Through these initiatives, HAK.io seeks to empower young people worldwide to play an active role in addressing the pressing challenges of our Anthropogenic age, acknowledging that collective anti-colonial action, interdisciplinary thinking and collaborative knowledge generation are crucial for shared futures on a livable and more socially just planet.

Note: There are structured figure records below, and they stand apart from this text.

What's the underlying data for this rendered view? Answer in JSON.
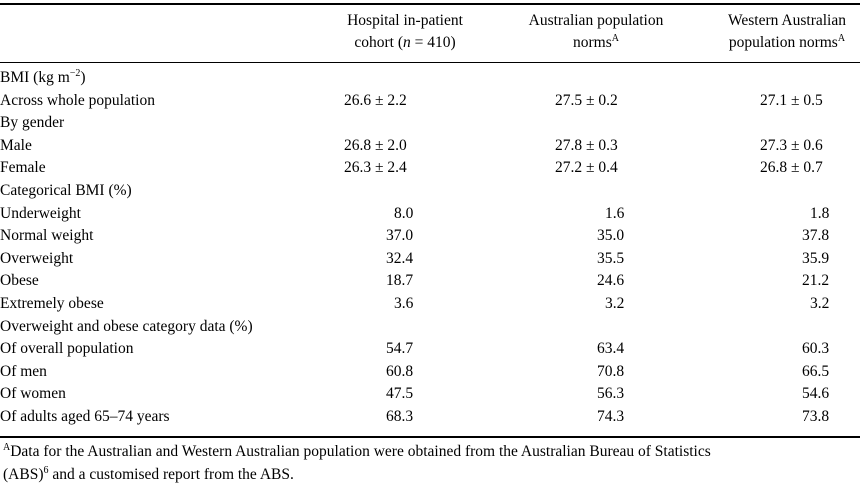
{
  "header": {
    "col1_line1": "Hospital in-patient",
    "col1_line2_prefix": "cohort (",
    "col1_line2_n": "n",
    "col1_line2_suffix": " = 410)",
    "col2_line1": "Australian population",
    "col2_line2": "norms",
    "col2_sup": "A",
    "col3_line1": "Western Australian",
    "col3_line2": "population norms",
    "col3_sup": "A"
  },
  "rows": [
    {
      "label": "BMI (kg m",
      "label_sup": "−2",
      "label_suffix": ")",
      "level": 0,
      "v1": "",
      "v2": "",
      "v3": ""
    },
    {
      "label": "Across whole population",
      "level": 1,
      "v1": "26.6 ± 2.2",
      "v2": "27.5 ± 0.2",
      "v3": "27.1 ± 0.5"
    },
    {
      "label": "By gender",
      "level": 1,
      "v1": "",
      "v2": "",
      "v3": ""
    },
    {
      "label": "Male",
      "level": 2,
      "v1": "26.8 ± 2.0",
      "v2": "27.8 ± 0.3",
      "v3": "27.3 ± 0.6"
    },
    {
      "label": "Female",
      "level": 2,
      "v1": "26.3 ± 2.4",
      "v2": "27.2 ± 0.4",
      "v3": "26.8 ± 0.7"
    },
    {
      "label": "Categorical BMI (%)",
      "level": 0,
      "v1": "",
      "v2": "",
      "v3": ""
    },
    {
      "label": "Underweight",
      "level": 1,
      "v1": "8.0",
      "v2": "1.6",
      "v3": "1.8"
    },
    {
      "label": "Normal weight",
      "level": 1,
      "v1": "37.0",
      "v2": "35.0",
      "v3": "37.8"
    },
    {
      "label": "Overweight",
      "level": 1,
      "v1": "32.4",
      "v2": "35.5",
      "v3": "35.9"
    },
    {
      "label": "Obese",
      "level": 1,
      "v1": "18.7",
      "v2": "24.6",
      "v3": "21.2"
    },
    {
      "label": "Extremely obese",
      "level": 1,
      "v1": "3.6",
      "v2": "3.2",
      "v3": "3.2"
    },
    {
      "label": "Overweight and obese category data (%)",
      "level": 0,
      "v1": "",
      "v2": "",
      "v3": ""
    },
    {
      "label": "Of overall population",
      "level": 1,
      "v1": "54.7",
      "v2": "63.4",
      "v3": "60.3"
    },
    {
      "label": "Of men",
      "level": 1,
      "v1": "60.8",
      "v2": "70.8",
      "v3": "66.5"
    },
    {
      "label": "Of women",
      "level": 1,
      "v1": "47.5",
      "v2": "56.3",
      "v3": "54.6"
    },
    {
      "label": "Of adults aged 65–74 years",
      "level": 1,
      "v1": "68.3",
      "v2": "74.3",
      "v3": "73.8"
    }
  ],
  "footnote": {
    "sup": "A",
    "text1": "Data for the Australian and Western Australian population were obtained from the Australian Bureau of Statistics",
    "text2": "(ABS)",
    "ref_sup": "6",
    "text3": " and a customised report from the ABS."
  }
}
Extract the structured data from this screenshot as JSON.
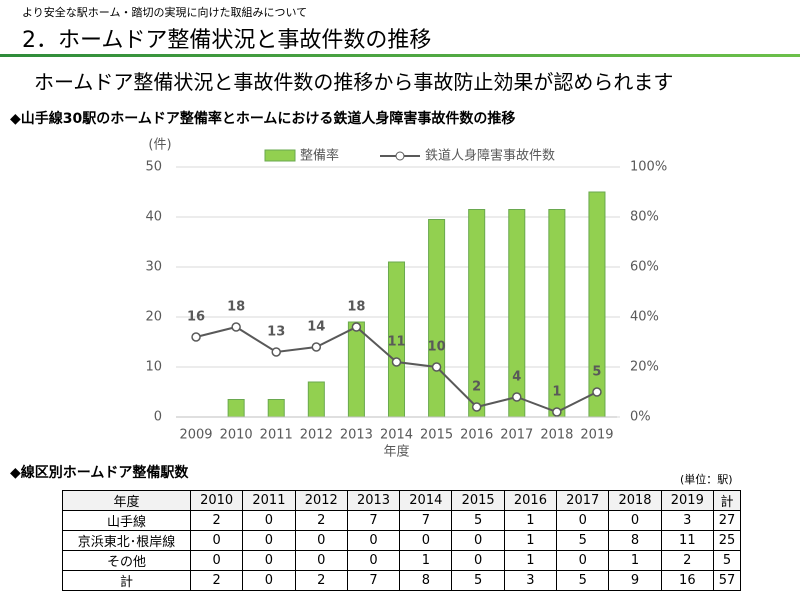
{
  "header": {
    "breadcrumb": "より安全な駅ホーム・踏切の実現に向けた取組みについて",
    "title": "2．ホームドア整備状況と事故件数の推移"
  },
  "subtitle": "ホームドア整備状況と事故件数の推移から事故防止効果が認められます",
  "chart_heading": "◆山手線30駅のホームドア整備率とホームにおける鉄道人身障害事故件数の推移",
  "chart_data": {
    "type": "bar",
    "y_unit_label": "(件)",
    "x_label": "年度",
    "categories": [
      "2009",
      "2010",
      "2011",
      "2012",
      "2013",
      "2014",
      "2015",
      "2016",
      "2017",
      "2018",
      "2019"
    ],
    "series": [
      {
        "name": "整備率",
        "type": "bar",
        "axis": "y2",
        "color": "#92d050",
        "values": [
          0,
          7,
          7,
          14,
          38,
          62,
          79,
          83,
          83,
          83,
          90
        ]
      },
      {
        "name": "鉄道人身障害事故件数",
        "type": "line",
        "color": "#595959",
        "values": [
          16,
          18,
          13,
          14,
          18,
          11,
          10,
          2,
          4,
          1,
          5
        ]
      }
    ],
    "ylim": [
      0,
      50
    ],
    "yticks": [
      0,
      10,
      20,
      30,
      40,
      50
    ],
    "y2lim": [
      0,
      100
    ],
    "y2ticks": [
      {
        "value": 0,
        "label": "0%"
      },
      {
        "value": 20,
        "label": "20%"
      },
      {
        "value": 40,
        "label": "40%"
      },
      {
        "value": 60,
        "label": "60%"
      },
      {
        "value": 80,
        "label": "80%"
      },
      {
        "value": 100,
        "label": "100%"
      }
    ],
    "grid": true
  },
  "table_heading": "◆線区別ホームドア整備駅数",
  "table_unit": "(単位：駅)",
  "table": {
    "header": [
      "年度",
      "2010",
      "2011",
      "2012",
      "2013",
      "2014",
      "2015",
      "2016",
      "2017",
      "2018",
      "2019",
      "計"
    ],
    "rows": [
      [
        "山手線",
        2,
        0,
        2,
        7,
        7,
        5,
        1,
        0,
        0,
        3,
        27
      ],
      [
        "京浜東北･根岸線",
        0,
        0,
        0,
        0,
        0,
        0,
        1,
        5,
        8,
        11,
        25
      ],
      [
        "その他",
        0,
        0,
        0,
        0,
        1,
        0,
        1,
        0,
        1,
        2,
        5
      ],
      [
        "計",
        2,
        0,
        2,
        7,
        8,
        5,
        3,
        5,
        9,
        16,
        57
      ]
    ]
  }
}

1. https://www.coe.int/en/web/common-european-framework-reference-languages/plurilingualism-and-pluriculturalism

Who is SWISP Lab?

SWISP Lab (Speculative Wanderings in Space and Place) is a community of interdisciplinary practitioners working in the fields of speculative a/r/tography, digital creativities, digital childhoods, digital methods, digital education, and digital scholarships in the humanities, arts and social sciences. SWISP seeks to speculate as activist a/r/tographers about reparative futures in the midst of climate collapse. We entangle our research pathways in this collective to pose questions, break, disrupt and wander with/in multigenerational connected communities. Our work seeks to move in and out, over and under, through and within spaces and places while knitting together disparate cites/sites/sights in a metagalaxy of ideas, wonderings and speculations.

SWISP DIRECTORS

Associate Professor Kate Coleman is co-lead of SWISP Lab with Dr Sarah Healy. Kate is the AARE co-convenor of the Arts Education Practice Research SIG, and CI on ‘The Learning with the Land’, SSHRC project at the Melbourne Graduate School of Education. Kate is an Academic Convenor for the University of Melbourne, Petascale Campus. Her research and teaching is positioned in the intersection of art, design, digital, practice, culture and data.

Dr Sarah Healy is co-lead of SWISP Lab with A/Prof Kate Coleman. An inaugural Melbourne Postdoctoral Research Fellow, Sarah is best known for her contributions to the fields of critical affect studies, digital methods and the posthumanities, Sarah’s interdisciplinary program of research involves research collaborations with academics, artists, practitioners and educators from around the globe.